Immaculate production, baroque instrumentation, affirming lyrics, and perfectly clean vocals; Andy Burrows’ newest release is radio hits all round. It’s hard to believe this is the same guy who worked in Razorlight and We Are Scientists, for there’s hardly any sign of indie rocker image here on Fall Together Again. But rather than betraying a sell-out image, Burrows has instead created a genuine pop album; Fall Together Again places Burrows in a great position for mainstream success.
The album begins with a minute-long intro of strings and brief vocalisations by Burrows that set the mood right. Fall Together Again is not an album of happy endings – that’s shown by the occasional augmented or diminished note – but that isn’t to say sadness can’t be beautiful in its own right, either. Closing track Don’t Be Gone Too Long demonstrates this well: its chorus “don’t be gone too long / because I can’t live without you” is topically simplistic, but Burrows’ delivery and the reserved melody betray a wistfulness that is applicable to any term under the umbrella of loss.
Fall Together Again is hooks on hooks on hooks. There is no track here that belies any sense of tiresome blasé. Some pop artists have that single solitary hit that sells millions and propels them into the mainstream, but the album from which it comes is little more than that same sound rehashed for 12 tracks. Burrows is wise enough – and has experience enough – to avoid this trap, and it’s likely made all the better by his retaining creative control on the album.
You Won’t Find Love has a faint electronic backing to a simple guitar hook that both belie the anti-love song lyrics and entice a dance or two. Who Are You Now? has some Gotye-style heartbreak against radio-ready percussion, a twinkling electronic outro, and “do do do” backing vocals. It’s a fantastic track, and trepidatious listeners should start here. Those in the mood for a bit of heart-throbbing should check out See A Girl and Hearts And Minds, the latter of which will surely appeal to Gotye fans. This nuanced take on love shows that Burrows has certainly matured since the raucous Who Needs Love? of Razorlight’s self-titled release eight years previous.
Burrows’ voice is beautiful, but it’s saddening to see another British artist eschew his or her accent in favor of singing so clean it may as well be used as bleach. When Your Ship Comes In is a grievous offender because Burrows falls back-and-forth between the all too often used pop countertenor. Burrows can do better than that, and we’ve heard him do so on his previous solo releases. It’ll please the fandom that’s too old for the One Direction craze, but those who desire a more authentic Britishism in their albums may feel left out in the cold.
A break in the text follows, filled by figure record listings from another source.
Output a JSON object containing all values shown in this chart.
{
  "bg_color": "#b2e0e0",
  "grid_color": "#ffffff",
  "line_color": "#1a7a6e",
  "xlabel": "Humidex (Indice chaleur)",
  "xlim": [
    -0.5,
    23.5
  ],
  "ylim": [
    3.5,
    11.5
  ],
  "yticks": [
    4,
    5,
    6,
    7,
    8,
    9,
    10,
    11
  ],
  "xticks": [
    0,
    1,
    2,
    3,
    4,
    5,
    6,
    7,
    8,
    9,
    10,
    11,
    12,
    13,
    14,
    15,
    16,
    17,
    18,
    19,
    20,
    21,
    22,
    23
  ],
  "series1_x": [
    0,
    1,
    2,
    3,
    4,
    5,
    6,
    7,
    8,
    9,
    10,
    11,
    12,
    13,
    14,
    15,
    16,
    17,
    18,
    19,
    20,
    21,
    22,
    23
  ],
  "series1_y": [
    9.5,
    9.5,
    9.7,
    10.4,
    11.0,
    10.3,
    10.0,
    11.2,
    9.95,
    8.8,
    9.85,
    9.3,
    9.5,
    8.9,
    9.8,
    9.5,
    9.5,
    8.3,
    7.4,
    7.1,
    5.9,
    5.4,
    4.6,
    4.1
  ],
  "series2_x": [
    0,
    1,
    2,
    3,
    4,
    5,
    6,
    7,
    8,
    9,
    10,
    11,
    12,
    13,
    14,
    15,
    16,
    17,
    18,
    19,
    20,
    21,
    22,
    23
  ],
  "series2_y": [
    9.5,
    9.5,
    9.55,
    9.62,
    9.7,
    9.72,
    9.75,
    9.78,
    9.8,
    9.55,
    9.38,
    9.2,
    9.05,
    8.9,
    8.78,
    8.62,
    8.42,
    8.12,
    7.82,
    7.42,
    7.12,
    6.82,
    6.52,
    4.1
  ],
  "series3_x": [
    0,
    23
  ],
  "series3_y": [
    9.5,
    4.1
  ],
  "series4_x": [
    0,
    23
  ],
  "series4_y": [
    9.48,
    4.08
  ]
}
The baroque pop instrumentation does well by not rehashing Eleanor Rigby or Wonderwall structures. Big band artists such as Frank Sinatra are the best comparisons here, and there is an understated swing texture that’s present in every song. Fall Together Again is quite a refreshing pop album in terms of the rhythm section: not only can one actually hear the bass line, but it even has a purpose that’s more than keeping time on tracks such as As Good As Gone, You Won’t Find Love, and See A Girl.
Andy Burrows needs not prove his artistic merit, but Fall Together Again certainly shows another, much more tender side to his artistry. With beautiful instrumentation and subject matter that is palatable to the mainstream but does not pander to any specific audience, Fall Together Again is, for the most part, a delight.